There isn't really a black & white yes or no answer to this. It heavily depends on the malware and exploit used to infect the infected computer in the first place.
Ex:
wannacry/etc malware that used eternalblue exploit could infect other computers on the same network, because thats how the eternalblue exploit and wannacry malware was designed (to spread the infection, like a worm).
If its malware that made its way to the PC from an infected download or malware ad that was clicked etc, and the malware is only designed to infect the computer it was executed on but has no worm like properties, then it probably wont spread around. Or if the malware used some exploit to get onto the infected PC, but another PC on the same network is patched against that exploit, then it likely wont spread to the clean PC either since the attack vector is no longer valid on the clean PC (hence the reason why its important to stay updated for software, or like how disabling SMBv1 prevented the wannacry ransomware from infecting other PC's )
Try AP isolation in router setting. It prevent devices from direct connect with other devices on network.
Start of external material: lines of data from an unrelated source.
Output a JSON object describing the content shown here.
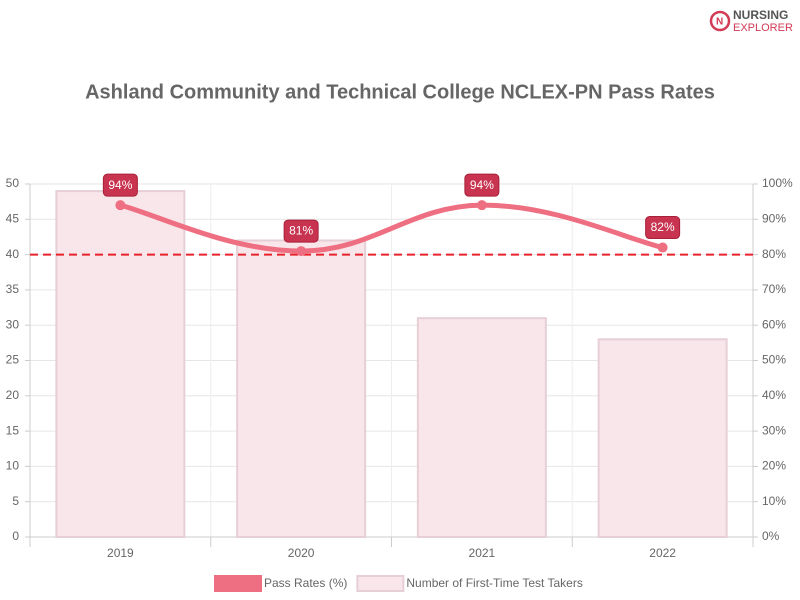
{
  "brand": [
    "NURSING",
    "EXPLORER"
  ],
  "chart_data": {
    "type": "combo",
    "title": "Ashland Community and Technical College NCLEX-PN Pass Rates",
    "categories": [
      "2019",
      "2020",
      "2021",
      "2022"
    ],
    "series": [
      {
        "name": "Pass Rates (%)",
        "type": "line",
        "axis": "y2",
        "color": "#ef6f82",
        "values": [
          94,
          81,
          94,
          82
        ],
        "value_labels": [
          "94%",
          "81%",
          "94%",
          "82%"
        ]
      },
      {
        "name": "Number of First-Time Test Takers",
        "type": "bar",
        "color": "#f8e6ea",
        "values": [
          49,
          42,
          31,
          28
        ]
      }
    ],
    "ylim": [
      0,
      50
    ],
    "yticks": [
      0,
      5,
      10,
      15,
      20,
      25,
      30,
      35,
      40,
      45,
      50
    ],
    "y2lim": [
      0,
      100
    ],
    "y2ticks": [
      {
        "value": 0,
        "label": "0%"
      },
      {
        "value": 10,
        "label": "10%"
      },
      {
        "value": 20,
        "label": "20%"
      },
      {
        "value": 30,
        "label": "30%"
      },
      {
        "value": 40,
        "label": "40%"
      },
      {
        "value": 50,
        "label": "50%"
      },
      {
        "value": 60,
        "label": "60%"
      },
      {
        "value": 70,
        "label": "70%"
      },
      {
        "value": 80,
        "label": "80%"
      },
      {
        "value": 90,
        "label": "90%"
      },
      {
        "value": 100,
        "label": "100%"
      }
    ],
    "reference_line": {
      "value": 80,
      "axis": "y2",
      "color": "#e8222a"
    },
    "grid": true,
    "legend": "bottom"
  }
}
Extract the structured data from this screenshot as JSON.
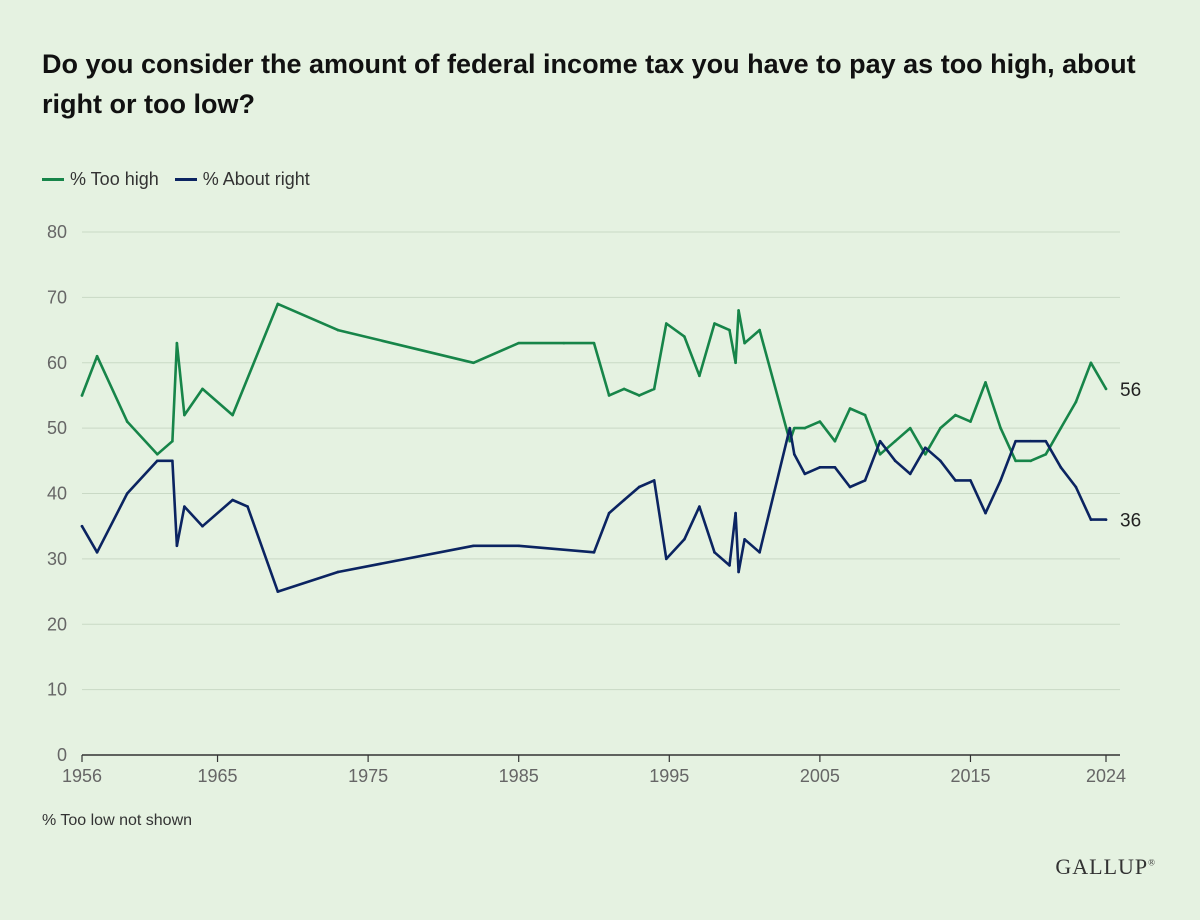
{
  "title": "Do you consider the amount of federal income tax you have to pay as too high, about right or too low?",
  "footnote": "% Too low not shown",
  "brand": "GALLUP",
  "colors": {
    "too_high": "#178549",
    "about_right": "#0b2461",
    "grid": "#c9d9c5",
    "background": "#e5f2e1"
  },
  "chart_data": {
    "type": "line",
    "title": "Do you consider the amount of federal income tax you have to pay as too high, about right or too low?",
    "xlabel": "",
    "ylabel": "",
    "xlim": [
      1956,
      2024
    ],
    "ylim": [
      0,
      80
    ],
    "x_ticks": [
      "1956",
      "1965",
      "1975",
      "1985",
      "1995",
      "2005",
      "2015",
      "2024"
    ],
    "y_ticks": [
      "0",
      "10",
      "20",
      "30",
      "40",
      "50",
      "60",
      "70",
      "80"
    ],
    "grid": true,
    "legend_position": "top-left",
    "series": [
      {
        "name": "% Too high",
        "color": "#178549",
        "end_label": "56",
        "x": [
          1956,
          1957,
          1959,
          1961,
          1962,
          1962.3,
          1962.8,
          1964,
          1966,
          1969,
          1973,
          1982,
          1985,
          1988,
          1990,
          1991,
          1992,
          1993,
          1994,
          1994.8,
          1996,
          1997,
          1998,
          1999,
          1999.4,
          1999.6,
          2000,
          2001,
          2003,
          2003.3,
          2004,
          2005,
          2006,
          2007,
          2008,
          2009,
          2010,
          2011,
          2012,
          2013,
          2014,
          2015,
          2016,
          2017,
          2018,
          2019,
          2020,
          2021,
          2022,
          2023,
          2024
        ],
        "values": [
          55,
          61,
          51,
          46,
          48,
          63,
          52,
          56,
          52,
          69,
          65,
          60,
          63,
          63,
          63,
          55,
          56,
          55,
          56,
          66,
          64,
          58,
          66,
          65,
          60,
          68,
          63,
          65,
          48,
          50,
          50,
          51,
          48,
          53,
          52,
          46,
          48,
          50,
          46,
          50,
          52,
          51,
          57,
          50,
          45,
          45,
          46,
          50,
          54,
          60,
          56
        ]
      },
      {
        "name": "% About right",
        "color": "#0b2461",
        "end_label": "36",
        "x": [
          1956,
          1957,
          1959,
          1961,
          1962,
          1962.3,
          1962.8,
          1964,
          1966,
          1967,
          1969,
          1973,
          1982,
          1985,
          1990,
          1991,
          1992,
          1993,
          1994,
          1994.8,
          1996,
          1997,
          1998,
          1999,
          1999.4,
          1999.6,
          2000,
          2001,
          2003,
          2003.3,
          2004,
          2005,
          2006,
          2007,
          2008,
          2009,
          2010,
          2011,
          2012,
          2013,
          2014,
          2015,
          2016,
          2017,
          2018,
          2019,
          2020,
          2021,
          2022,
          2023,
          2024
        ],
        "values": [
          35,
          31,
          40,
          45,
          45,
          32,
          38,
          35,
          39,
          38,
          25,
          28,
          32,
          32,
          31,
          37,
          39,
          41,
          42,
          30,
          33,
          38,
          31,
          29,
          37,
          28,
          33,
          31,
          50,
          46,
          43,
          44,
          44,
          41,
          42,
          48,
          45,
          43,
          47,
          45,
          42,
          42,
          37,
          42,
          48,
          48,
          48,
          44,
          41,
          36,
          36
        ]
      }
    ]
  }
}
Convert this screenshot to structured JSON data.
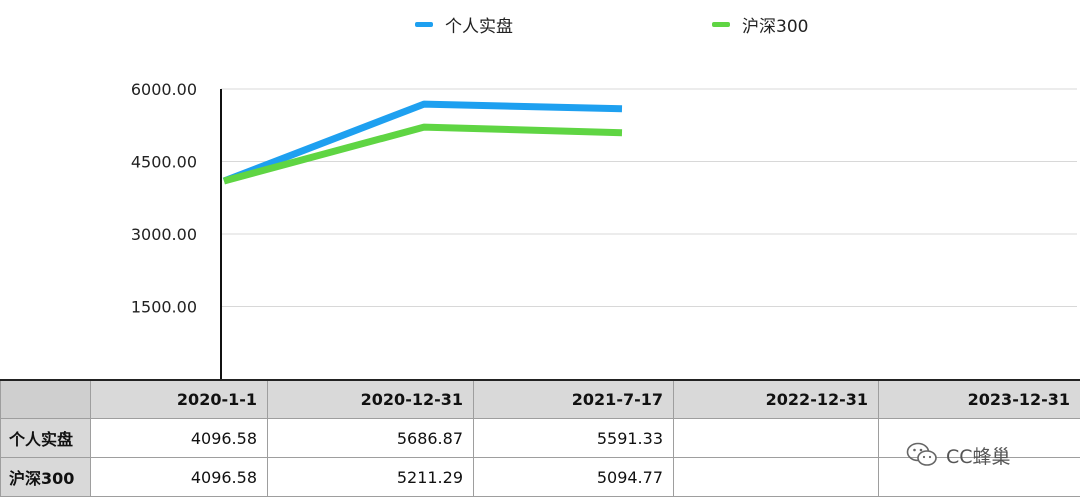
{
  "chart_data": {
    "type": "line",
    "categories": [
      "2020-1-1",
      "2020-12-31",
      "2021-7-17",
      "2022-12-31",
      "2023-12-31"
    ],
    "series": [
      {
        "name": "个人实盘",
        "values": [
          4096.58,
          5686.87,
          5591.33,
          null,
          null
        ],
        "color": "#1ea0f0"
      },
      {
        "name": "沪深300",
        "values": [
          4096.58,
          5211.29,
          5094.77,
          null,
          null
        ],
        "color": "#5fd543"
      }
    ],
    "yticks": [
      "6000.00",
      "4500.00",
      "3000.00",
      "1500.00"
    ],
    "ytick_values": [
      6000,
      4500,
      3000,
      1500
    ],
    "ylim": [
      0,
      6000
    ],
    "grid": true,
    "legend_position": "top-center",
    "title": "",
    "xlabel": "",
    "ylabel": ""
  },
  "table": {
    "columns": [
      "2020-1-1",
      "2020-12-31",
      "2021-7-17",
      "2022-12-31",
      "2023-12-31"
    ],
    "rows": [
      {
        "label": "个人实盘",
        "cells": [
          "4096.58",
          "5686.87",
          "5591.33",
          "",
          ""
        ]
      },
      {
        "label": "沪深300",
        "cells": [
          "4096.58",
          "5211.29",
          "5094.77",
          "",
          ""
        ]
      }
    ]
  },
  "watermark": {
    "text": "CC蜂巢",
    "icon": "wechat-chat-icon"
  }
}
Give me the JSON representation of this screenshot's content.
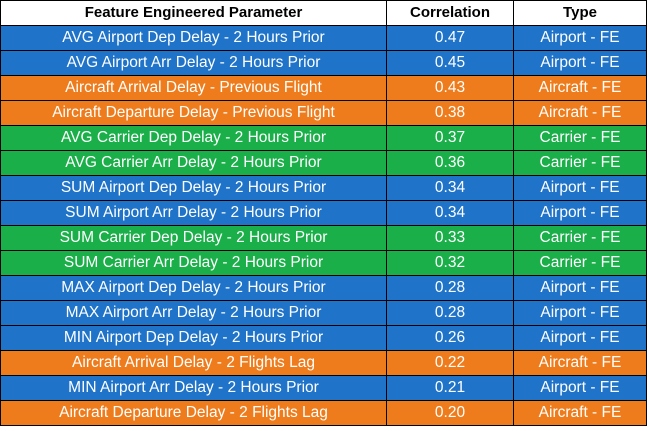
{
  "table": {
    "headers": [
      "Feature Engineered Parameter",
      "Correlation",
      "Type"
    ],
    "category_colors": {
      "Airport - FE": "#1F73C8",
      "Aircraft - FE": "#EE7C1C",
      "Carrier - FE": "#1BAF4A"
    },
    "rows": [
      {
        "parameter": "AVG Airport Dep Delay - 2 Hours Prior",
        "correlation": "0.47",
        "type": "Airport - FE"
      },
      {
        "parameter": "AVG Airport Arr Delay - 2 Hours Prior",
        "correlation": "0.45",
        "type": "Airport - FE"
      },
      {
        "parameter": "Aircraft Arrival Delay - Previous Flight",
        "correlation": "0.43",
        "type": "Aircraft - FE"
      },
      {
        "parameter": "Aircraft Departure Delay - Previous Flight",
        "correlation": "0.38",
        "type": "Aircraft - FE"
      },
      {
        "parameter": "AVG Carrier Dep Delay - 2 Hours Prior",
        "correlation": "0.37",
        "type": "Carrier - FE"
      },
      {
        "parameter": "AVG Carrier Arr Delay - 2 Hours Prior",
        "correlation": "0.36",
        "type": "Carrier - FE"
      },
      {
        "parameter": "SUM Airport Dep Delay - 2 Hours Prior",
        "correlation": "0.34",
        "type": "Airport - FE"
      },
      {
        "parameter": "SUM Airport Arr Delay - 2 Hours Prior",
        "correlation": "0.34",
        "type": "Airport - FE"
      },
      {
        "parameter": "SUM Carrier Dep Delay - 2 Hours Prior",
        "correlation": "0.33",
        "type": "Carrier - FE"
      },
      {
        "parameter": "SUM Carrier Arr Delay - 2 Hours Prior",
        "correlation": "0.32",
        "type": "Carrier - FE"
      },
      {
        "parameter": "MAX Airport Dep Delay - 2 Hours Prior",
        "correlation": "0.28",
        "type": "Airport - FE"
      },
      {
        "parameter": "MAX Airport Arr Delay - 2 Hours Prior",
        "correlation": "0.28",
        "type": "Airport - FE"
      },
      {
        "parameter": "MIN Airport Dep Delay - 2 Hours Prior",
        "correlation": "0.26",
        "type": "Airport - FE"
      },
      {
        "parameter": "Aircraft Arrival Delay - 2 Flights Lag",
        "correlation": "0.22",
        "type": "Aircraft - FE"
      },
      {
        "parameter": "MIN Airport Arr Delay - 2 Hours Prior",
        "correlation": "0.21",
        "type": "Airport - FE"
      },
      {
        "parameter": "Aircraft Departure Delay - 2 Flights Lag",
        "correlation": "0.20",
        "type": "Aircraft - FE"
      }
    ]
  }
}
i am not 100% sure about this, since I have not looked into this setting yet, but wouldn't that be counter productive for most home PC's on the same network? And maybe even computers on a company network? Since they would likely want to connect with other devices on the same network to access shared stuff? or access network printers?
Windows has the "homegroup" feature for home users, so would AP isolation break this functionality? Would you still be able to manually share drives or folders if you enable AP isolation? (from your definition of AP isolation, sounds like it would break sharing, but i am not 100% sure).
Not a threadjack, just continuing from the OP's question...
If you have a few home PC's on the same network (wifi or hardwired) and have enabled "home group" feature to be able to share stuff automatically between them, has malware been able to use this as an attack vector to spread to the other PC's? Or is this somehow patched by microsoft?